Banhistas distraídos foram interrogados — se viram algum
menino entrando no mar — o pai e o amigo partiram para um
lado e outro da praia, a Mãe ficou ali, trêmula, nada mais
existia para ela, sua casa e família, o marido, os bailes, os Nunes,
tudo era ridículo e odioso, toda essa gente estúpida na
praia que não sabia de seu filho, todos eram culpados —
"Joãozinho !" — ela mesma não tinha mais nome nem era
mulher, era um bicho ferido, trêmulo, mas terrível, traído no mais
essencial de seu ser, cheia de pânico e de ódio, capaz de tudo —
"Joãozinho !" — ele apareceu bem perto, trazendo na mão um sorvete
que fora comprar. Quase jogou longe o sorvete do menino com
um tapa, mandou que ele ficasse sentado ali, se saísse um passo
iria ver, ia apanhar muito, menino desgraçado!
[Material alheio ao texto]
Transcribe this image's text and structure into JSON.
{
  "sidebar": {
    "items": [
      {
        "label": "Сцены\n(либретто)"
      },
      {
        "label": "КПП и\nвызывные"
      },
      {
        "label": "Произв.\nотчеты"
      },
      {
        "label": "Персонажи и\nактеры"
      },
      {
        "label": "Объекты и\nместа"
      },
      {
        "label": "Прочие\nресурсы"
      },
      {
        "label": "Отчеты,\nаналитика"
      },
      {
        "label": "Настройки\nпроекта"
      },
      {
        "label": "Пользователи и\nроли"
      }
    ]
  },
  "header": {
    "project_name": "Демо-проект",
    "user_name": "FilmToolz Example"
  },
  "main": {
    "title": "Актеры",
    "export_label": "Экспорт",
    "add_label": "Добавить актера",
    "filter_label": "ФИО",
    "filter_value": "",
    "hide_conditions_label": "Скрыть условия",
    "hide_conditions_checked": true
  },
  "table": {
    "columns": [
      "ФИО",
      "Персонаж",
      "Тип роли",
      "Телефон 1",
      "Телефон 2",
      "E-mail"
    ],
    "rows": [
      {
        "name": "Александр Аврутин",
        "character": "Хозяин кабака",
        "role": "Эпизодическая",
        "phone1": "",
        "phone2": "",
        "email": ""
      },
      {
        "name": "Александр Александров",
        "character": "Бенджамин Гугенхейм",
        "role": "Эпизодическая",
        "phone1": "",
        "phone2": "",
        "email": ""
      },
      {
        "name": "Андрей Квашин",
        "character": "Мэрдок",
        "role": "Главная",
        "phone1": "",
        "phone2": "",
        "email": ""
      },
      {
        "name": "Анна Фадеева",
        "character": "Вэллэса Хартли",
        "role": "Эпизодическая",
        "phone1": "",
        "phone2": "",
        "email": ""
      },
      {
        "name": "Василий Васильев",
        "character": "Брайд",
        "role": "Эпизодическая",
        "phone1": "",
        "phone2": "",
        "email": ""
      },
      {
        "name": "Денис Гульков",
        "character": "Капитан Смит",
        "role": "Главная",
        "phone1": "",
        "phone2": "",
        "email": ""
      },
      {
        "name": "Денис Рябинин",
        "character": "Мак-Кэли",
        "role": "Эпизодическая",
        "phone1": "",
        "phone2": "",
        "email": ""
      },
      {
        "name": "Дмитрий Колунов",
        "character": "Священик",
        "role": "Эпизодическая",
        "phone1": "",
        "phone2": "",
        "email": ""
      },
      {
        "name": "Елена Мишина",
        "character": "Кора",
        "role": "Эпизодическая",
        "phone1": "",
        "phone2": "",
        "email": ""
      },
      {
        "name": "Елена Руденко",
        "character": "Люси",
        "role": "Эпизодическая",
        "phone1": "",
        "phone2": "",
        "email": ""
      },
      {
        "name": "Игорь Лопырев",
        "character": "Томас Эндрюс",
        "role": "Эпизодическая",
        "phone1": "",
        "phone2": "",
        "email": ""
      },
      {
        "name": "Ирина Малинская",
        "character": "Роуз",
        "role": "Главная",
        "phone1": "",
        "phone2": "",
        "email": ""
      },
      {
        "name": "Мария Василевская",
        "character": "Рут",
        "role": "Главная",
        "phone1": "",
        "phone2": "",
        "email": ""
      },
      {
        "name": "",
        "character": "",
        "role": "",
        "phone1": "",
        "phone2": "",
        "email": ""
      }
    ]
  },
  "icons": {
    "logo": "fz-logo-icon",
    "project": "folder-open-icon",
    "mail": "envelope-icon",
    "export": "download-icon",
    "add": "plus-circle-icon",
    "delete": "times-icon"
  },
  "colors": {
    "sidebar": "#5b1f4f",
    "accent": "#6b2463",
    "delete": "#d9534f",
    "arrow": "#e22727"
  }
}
O pai e o amigo voltaram a sentar, o menino riscava a areia
com o dedo grande do pé, e quando sentiu que a tempestade
estava passando fez o comentário em voz baixa, a cabeça
curva, mas os olhos erguidos na direção dos pais:
— Mãe é chaaata...
Maio, 1953
Rubem Braga é considerado o melhor cronista brasileiro de
todos os tempos.
Texto extraído do livro “A Cidade e a Roça”, Editora do
Autor – Rio de Janeiro, 1964, pág. 57.